Hans Staden – Autoridade sobre o Brasil?
Dra. Vanete Santana-Dezmann
“À
entrada de uma certa cidade erguia-se um grupo de mármore, que representava um
homem vencendo na luta ao leão. Passa um leão, contempla aquilo e diz: Muito
diferente seria essa estátua se os leões fossem escultores!” (Monteiro Lobato)
Até
recentemente, parece ter sido natural a representação das culturas de regiões
periféricas como um refletor das ideias forjadas no centro da cultura ocidental,
a Europa. Assim, o que foi produzido pelos europeus sobre a América Latina tem
sido considerado verdade absoluta. Um bom exemplo é a imagem sobre o Brasil
criada por Hans Staden em seu livro publicado em Malburg em 1557 sob o título “História
verídica e descrição de uma terra de selvagens, nus e cruéis comedores de seres
humanos, situada no Novo Mundo da América, desconhecida antes e depois de Jesus
Cristo nas terras de Hessen até os dois últimos anos, visto que Hans Staden, de
Homberg, em Hessen, a conheceu por experiência própria, e que agora traz a
público com essa impressão”*.
Staden
disseminou, na arte e na literatura, a imagem de um Brasil selvagem, povoado
por índios canibais, dos quais conseguiu se libertar de forma heroica. Mas quem
era Hans Staden e quais foram seus feitos?
Staden
era um jovem de vinte e poucos anos quando resolveu conhecer as Índias
Orientais. Isto foi em 1547, durante o período áureo despertado pelas grandes
navegações e pela exploração do Novo Mundo. Suas aventuras, porém, tiveram
início antes mesmo de deixar o continente europeu, como faz questão de frisar
enquanto uma identidade heroica é construída para si. De Homberg, sua cidade
natal, ele viajou para Bremen e de lá para Kampen, nos Países Baixos, de onde
embarcou em um navio mercante com destino a Setúbal, em Portugal, seguindo para
Lisboa, onde pretendia se juntar à tripulação de algum outro navio que fosse
para as Índias Orientais – a atual Índia. Como não restava nenhum, embarcou
para a colônia portuguesa das Índias Ocidentais – o atual Brasil – como
artilheiro no navio do Capitão Penteado – um misto de navio mercante e de
guerra –, partindo de Lisboa em junho de 1548.

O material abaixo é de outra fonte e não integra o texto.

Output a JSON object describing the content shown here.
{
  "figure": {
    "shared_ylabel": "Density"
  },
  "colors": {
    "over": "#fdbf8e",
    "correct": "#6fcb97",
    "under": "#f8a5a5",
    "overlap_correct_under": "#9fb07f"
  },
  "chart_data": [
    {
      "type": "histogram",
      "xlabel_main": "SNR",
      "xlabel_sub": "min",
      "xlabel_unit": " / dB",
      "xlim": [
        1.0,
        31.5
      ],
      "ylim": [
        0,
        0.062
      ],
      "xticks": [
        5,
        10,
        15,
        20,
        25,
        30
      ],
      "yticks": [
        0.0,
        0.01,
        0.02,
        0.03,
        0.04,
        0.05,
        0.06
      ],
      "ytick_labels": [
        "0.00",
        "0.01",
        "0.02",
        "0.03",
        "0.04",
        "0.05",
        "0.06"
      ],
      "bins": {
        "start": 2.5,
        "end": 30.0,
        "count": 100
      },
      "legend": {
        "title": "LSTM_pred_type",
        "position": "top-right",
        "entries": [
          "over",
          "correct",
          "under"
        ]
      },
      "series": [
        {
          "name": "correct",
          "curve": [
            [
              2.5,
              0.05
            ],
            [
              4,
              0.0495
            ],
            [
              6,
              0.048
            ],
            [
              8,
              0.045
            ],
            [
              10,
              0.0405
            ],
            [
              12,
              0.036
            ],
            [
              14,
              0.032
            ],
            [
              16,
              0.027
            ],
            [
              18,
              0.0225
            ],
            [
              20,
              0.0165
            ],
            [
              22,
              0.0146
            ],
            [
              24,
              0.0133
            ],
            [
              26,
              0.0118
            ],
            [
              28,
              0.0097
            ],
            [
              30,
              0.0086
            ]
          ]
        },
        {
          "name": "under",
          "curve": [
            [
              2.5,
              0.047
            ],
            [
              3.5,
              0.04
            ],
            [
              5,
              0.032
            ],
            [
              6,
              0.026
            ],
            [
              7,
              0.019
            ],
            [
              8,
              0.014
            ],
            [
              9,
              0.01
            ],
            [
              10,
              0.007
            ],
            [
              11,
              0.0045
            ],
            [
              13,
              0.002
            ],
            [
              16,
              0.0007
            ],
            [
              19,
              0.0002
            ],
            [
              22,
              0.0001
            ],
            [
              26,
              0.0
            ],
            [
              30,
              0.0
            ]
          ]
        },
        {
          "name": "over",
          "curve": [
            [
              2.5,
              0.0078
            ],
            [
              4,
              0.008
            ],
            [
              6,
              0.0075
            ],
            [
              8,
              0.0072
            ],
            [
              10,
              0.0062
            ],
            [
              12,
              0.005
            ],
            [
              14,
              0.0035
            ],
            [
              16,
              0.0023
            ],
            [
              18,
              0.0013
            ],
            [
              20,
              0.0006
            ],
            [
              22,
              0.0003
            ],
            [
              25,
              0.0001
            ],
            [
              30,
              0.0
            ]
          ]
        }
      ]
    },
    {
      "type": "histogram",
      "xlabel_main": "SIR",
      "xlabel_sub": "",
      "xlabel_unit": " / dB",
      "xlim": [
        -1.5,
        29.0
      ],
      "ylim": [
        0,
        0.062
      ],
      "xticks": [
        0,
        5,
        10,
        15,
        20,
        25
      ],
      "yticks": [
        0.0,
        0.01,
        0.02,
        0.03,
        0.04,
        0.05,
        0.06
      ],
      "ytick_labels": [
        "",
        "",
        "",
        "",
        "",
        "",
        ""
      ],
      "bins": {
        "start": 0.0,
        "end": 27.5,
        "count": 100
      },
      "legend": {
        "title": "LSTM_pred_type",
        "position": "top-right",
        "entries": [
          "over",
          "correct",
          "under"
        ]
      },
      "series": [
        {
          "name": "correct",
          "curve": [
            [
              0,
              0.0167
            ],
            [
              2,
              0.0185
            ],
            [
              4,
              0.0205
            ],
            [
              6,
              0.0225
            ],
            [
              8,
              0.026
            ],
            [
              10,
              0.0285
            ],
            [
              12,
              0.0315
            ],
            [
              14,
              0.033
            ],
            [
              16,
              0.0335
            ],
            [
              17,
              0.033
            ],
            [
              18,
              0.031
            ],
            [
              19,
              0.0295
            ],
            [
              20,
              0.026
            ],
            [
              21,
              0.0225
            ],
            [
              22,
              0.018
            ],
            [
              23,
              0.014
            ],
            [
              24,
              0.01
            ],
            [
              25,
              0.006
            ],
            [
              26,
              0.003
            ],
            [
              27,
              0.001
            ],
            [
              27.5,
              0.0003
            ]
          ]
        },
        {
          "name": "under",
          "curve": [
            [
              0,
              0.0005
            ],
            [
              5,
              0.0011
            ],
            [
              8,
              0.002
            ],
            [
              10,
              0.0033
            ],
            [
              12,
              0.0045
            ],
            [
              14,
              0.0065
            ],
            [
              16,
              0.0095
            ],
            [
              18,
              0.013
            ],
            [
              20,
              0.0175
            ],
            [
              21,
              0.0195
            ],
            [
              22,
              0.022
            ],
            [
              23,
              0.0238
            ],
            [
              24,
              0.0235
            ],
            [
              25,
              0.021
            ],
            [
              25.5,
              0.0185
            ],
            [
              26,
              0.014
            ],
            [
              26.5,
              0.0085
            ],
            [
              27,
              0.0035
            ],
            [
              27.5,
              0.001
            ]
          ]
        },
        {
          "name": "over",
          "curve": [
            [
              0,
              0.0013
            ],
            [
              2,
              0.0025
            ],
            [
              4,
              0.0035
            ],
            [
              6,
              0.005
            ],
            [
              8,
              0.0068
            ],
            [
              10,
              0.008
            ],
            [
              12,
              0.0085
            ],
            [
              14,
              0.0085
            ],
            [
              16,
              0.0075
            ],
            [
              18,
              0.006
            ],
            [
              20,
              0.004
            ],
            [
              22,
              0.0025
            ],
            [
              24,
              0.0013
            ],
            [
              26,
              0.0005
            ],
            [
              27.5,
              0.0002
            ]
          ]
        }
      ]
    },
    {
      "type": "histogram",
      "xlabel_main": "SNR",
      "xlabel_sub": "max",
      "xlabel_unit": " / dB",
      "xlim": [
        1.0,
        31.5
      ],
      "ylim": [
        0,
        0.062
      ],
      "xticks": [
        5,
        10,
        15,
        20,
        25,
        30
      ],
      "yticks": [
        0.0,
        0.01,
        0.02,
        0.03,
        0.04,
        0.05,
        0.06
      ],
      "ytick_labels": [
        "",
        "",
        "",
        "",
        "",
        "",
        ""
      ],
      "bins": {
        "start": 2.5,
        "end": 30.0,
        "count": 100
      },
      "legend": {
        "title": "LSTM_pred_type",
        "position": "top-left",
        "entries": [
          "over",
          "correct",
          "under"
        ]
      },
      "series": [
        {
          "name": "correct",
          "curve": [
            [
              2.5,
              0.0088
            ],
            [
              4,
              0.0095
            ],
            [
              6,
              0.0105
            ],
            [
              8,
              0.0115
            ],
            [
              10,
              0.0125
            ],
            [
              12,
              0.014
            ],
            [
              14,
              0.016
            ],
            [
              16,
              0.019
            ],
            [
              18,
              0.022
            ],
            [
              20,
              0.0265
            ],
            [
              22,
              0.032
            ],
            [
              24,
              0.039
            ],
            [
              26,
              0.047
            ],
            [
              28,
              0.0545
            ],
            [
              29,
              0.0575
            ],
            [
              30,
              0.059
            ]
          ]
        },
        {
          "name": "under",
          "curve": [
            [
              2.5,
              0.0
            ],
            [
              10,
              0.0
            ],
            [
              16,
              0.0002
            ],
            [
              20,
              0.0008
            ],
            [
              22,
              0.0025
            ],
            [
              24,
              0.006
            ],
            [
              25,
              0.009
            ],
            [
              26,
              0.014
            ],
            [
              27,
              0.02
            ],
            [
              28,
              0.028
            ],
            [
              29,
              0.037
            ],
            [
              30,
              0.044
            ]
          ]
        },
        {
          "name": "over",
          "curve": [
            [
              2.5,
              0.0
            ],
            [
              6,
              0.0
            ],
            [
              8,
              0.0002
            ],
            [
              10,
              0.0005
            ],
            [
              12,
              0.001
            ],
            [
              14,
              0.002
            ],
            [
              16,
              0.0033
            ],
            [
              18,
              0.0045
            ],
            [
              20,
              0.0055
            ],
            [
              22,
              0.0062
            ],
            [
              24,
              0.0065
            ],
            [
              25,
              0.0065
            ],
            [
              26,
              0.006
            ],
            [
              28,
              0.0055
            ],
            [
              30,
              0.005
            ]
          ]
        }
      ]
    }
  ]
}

O navio foi abastecido na Ilha da Madeira e depois se
dirigiu a Marrocos. Lá capturou um navio mercante mouro e retornou à Madeira
para deixar as mercadorias apreendidas. Depois foi para Olinda, onde pretendia
deixar alguns prisioneiros e mercadorias para abastecer os colonos. No entanto,
no momento em que chegou a Olinda, os caetés haviam sitiado o povoado vizinho,
Igaraçu, e alguns homens do Capitão Penteado foram requisitados para lutar ao
lado dos portugueses do povoado – Staden se encontrava entre eles. Quando,
pouco depois, o cerco chegou ao fim, o capitão e sua tripulação seguiram para a
Paraíba, onde atacaram um navio francês que estava sendo carregado com
pau-brasil. Em seguida, rumaram para Portugal, chegando em Lisboa em outubro de
1549.
A segunda viagem começou
No
final de 1550, o navio
Quando
as autoridades de São Vicente souberam do naufrágio, enviaram um navio para
buscá-los. Posteriormente, Staden foi para Bertioga e acabou sendo empregado
como artilheiro do Forte de São Felipe, que ficava na Ilha de Santo Amaro.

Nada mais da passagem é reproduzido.